Plus de 30 ans après avoir entrepris
le traitement d'adolescentes de grande taille constitutionnelle par
les stéroïdes sexuels (in 1), la question se pose encore
du bien fondé de cette thérapeutique, aux titres de son
efficacité réelle - peu vraisemblable chez le garçon
(2) non prouvée dans tous les cas chez la fille (3) -, du ratio
risque / bénéfice (qui n'est pas toujours favorable) et
de la possible médicalisation d'un état physiologique
(qui n'est pas souhaitable). De fait, il n'a pas été prouvé
que les personnes de grande taille en subissaient systématiquement
des conséquences néfastes, psychologiques et sociales
(3,5).
Le traitement en pratique repose sur
l'éthinyl-estradiol utilisé à des posologies variant
de 35 à 500 µg par jour. Il semble en réalité
prudent de ne pas dépasser la dose de 100 µg par jour.
Il est associé de façon cyclique à un progestatif.
La réduction de taille finale obtenue par traitement estrogénique
est en moyenne de 5 cm. Le traitement et débuté classiquement
au début de la puberté ; on peut se demander s'il ne conviendrait
pas de l'entreprendre un peu plus tôt.
Des antécédents familiaux
de diabète, de thromboses et de dyslipidémie seront recherchés.

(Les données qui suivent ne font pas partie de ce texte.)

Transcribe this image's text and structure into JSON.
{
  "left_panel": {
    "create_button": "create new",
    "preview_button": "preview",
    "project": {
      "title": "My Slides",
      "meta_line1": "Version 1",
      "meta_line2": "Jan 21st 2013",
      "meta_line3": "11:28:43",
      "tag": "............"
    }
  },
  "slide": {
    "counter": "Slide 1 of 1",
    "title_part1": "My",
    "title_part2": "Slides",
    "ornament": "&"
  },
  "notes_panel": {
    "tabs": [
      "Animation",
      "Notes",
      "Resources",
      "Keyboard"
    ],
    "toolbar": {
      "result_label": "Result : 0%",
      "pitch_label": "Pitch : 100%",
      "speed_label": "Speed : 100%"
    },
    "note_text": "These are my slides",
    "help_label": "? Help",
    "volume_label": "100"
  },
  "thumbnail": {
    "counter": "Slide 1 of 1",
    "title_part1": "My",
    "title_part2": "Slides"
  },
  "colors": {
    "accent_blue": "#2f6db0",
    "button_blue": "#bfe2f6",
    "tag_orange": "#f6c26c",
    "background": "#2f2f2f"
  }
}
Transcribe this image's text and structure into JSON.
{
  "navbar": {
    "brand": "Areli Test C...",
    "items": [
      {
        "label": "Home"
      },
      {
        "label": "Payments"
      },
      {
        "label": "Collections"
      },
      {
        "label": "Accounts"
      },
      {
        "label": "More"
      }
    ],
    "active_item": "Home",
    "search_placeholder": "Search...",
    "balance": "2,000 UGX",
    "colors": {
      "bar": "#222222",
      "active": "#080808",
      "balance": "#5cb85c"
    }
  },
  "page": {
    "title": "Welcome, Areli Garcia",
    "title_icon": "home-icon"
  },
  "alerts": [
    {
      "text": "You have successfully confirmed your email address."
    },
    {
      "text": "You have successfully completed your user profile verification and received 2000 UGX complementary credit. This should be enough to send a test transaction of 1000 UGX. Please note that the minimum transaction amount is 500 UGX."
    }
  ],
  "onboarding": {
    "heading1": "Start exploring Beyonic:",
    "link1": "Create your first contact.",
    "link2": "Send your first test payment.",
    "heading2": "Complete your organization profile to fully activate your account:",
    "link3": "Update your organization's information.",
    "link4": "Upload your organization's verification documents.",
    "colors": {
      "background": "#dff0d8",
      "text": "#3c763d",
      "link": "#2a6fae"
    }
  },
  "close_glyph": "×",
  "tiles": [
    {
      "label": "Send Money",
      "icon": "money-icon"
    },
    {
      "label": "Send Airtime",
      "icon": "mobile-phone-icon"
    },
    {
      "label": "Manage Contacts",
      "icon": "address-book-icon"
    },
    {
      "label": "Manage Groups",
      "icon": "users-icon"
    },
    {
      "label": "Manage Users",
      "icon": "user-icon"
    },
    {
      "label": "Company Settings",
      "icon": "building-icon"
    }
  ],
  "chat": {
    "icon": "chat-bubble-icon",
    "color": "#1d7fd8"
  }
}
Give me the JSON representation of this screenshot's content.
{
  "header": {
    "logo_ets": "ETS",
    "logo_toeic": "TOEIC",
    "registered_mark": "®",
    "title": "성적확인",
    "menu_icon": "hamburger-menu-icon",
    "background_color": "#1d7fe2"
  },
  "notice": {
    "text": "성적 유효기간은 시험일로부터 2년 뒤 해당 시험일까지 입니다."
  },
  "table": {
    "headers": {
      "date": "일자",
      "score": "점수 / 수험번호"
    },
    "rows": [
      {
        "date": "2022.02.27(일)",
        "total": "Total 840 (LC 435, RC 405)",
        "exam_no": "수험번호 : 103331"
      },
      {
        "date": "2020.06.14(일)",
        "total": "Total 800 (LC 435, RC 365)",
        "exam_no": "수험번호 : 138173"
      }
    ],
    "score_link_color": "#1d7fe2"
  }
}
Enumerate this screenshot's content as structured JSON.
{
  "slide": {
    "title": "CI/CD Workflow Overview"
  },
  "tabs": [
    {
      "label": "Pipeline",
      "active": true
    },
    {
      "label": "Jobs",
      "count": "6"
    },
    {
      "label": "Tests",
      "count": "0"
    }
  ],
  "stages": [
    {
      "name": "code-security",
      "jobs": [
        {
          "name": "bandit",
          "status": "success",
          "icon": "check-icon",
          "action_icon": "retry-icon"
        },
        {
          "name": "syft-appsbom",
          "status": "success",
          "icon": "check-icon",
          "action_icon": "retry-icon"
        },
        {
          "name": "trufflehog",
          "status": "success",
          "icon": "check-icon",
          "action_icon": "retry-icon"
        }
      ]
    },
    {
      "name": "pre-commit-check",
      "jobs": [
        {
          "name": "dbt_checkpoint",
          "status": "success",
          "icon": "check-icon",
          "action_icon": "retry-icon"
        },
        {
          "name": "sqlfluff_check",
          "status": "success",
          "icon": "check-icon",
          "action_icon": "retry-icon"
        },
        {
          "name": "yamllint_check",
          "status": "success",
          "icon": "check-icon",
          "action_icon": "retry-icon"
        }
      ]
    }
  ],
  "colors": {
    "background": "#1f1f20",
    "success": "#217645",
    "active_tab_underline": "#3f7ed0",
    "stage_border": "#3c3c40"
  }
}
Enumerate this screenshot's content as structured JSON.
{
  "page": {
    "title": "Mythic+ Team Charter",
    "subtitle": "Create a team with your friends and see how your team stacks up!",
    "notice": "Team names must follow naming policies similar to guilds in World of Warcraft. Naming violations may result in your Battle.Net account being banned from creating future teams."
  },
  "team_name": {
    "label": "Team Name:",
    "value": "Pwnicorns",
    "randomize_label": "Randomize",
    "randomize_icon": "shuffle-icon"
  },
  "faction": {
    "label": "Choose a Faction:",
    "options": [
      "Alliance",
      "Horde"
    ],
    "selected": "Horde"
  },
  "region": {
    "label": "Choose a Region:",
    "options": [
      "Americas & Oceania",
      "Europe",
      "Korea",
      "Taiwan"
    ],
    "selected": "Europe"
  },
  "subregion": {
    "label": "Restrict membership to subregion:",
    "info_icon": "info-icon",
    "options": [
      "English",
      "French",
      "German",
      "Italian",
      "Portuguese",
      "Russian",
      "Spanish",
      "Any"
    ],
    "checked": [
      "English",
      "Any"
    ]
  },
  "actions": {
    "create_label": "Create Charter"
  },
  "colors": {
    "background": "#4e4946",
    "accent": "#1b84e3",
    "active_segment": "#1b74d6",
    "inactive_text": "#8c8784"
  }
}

En effet, les effets secondaires et le rapport risque / bénéfice
doivent rester l'objet d'une grande attention au regard des complications
potentielles rares mais sévères : des cas de thromboses
veineuses sévères ont été publiés
sous traitement par éthinyl-estradiol. Les autres effets secondaires
sont dominés par une prise de poids, des céphalées,
des nausées, une tension mammaire et des oedèmes. Enfin,
l'innocuité des estrogènes sur la survenue à long
terme de cancer du sein dans des familles prédisposées
n'est pas prouvée.
L'information à l'adolescente
et sa famille se doit d'aborder les points suivants :
• Les méthodes de prédiction
de la taille finale ne sont précises et fiables que pour les
enfants dont la croissance se situe dans un couloir proche de la moyenne
du développement ; elles sont d'autant moins précises
et fiables qu'ils sont éloignés de cette moyenne (1,6,7,8).
Il ne faut donc pas attendre du médecin une prévision
exacte. L'annonce de la taille adulte devrait être faite en
terme de "risque" de dépasser une certaine taille
plutôt qu'être prononcée en terme de centimètres
déterminés avec une apparente précision
• L'analyse des effets de la
thérapeutique par les stéroïdes sexuels montre
que l'efficacité dépend - entre autres facteurs - de
la précocité de la mise en route du traitement (avant
même le début de la puberté pour certains) et
de la prolongation de celui-ci (jusqu'à la soudure des cartilages
de croissance) (3,9,10). Il ne faut donc pas tarder pour consulter
et s'attendre à une prise en charge de longue durée.
• Le ratio risque-bénéfice
n'est pas toujours favorable (11,12). Il faudra donc soigneusement
éliminer tous les facteurs de risques, personnels et familiaux
et réserver ce traitement à des cas soigneusement sélectionnés.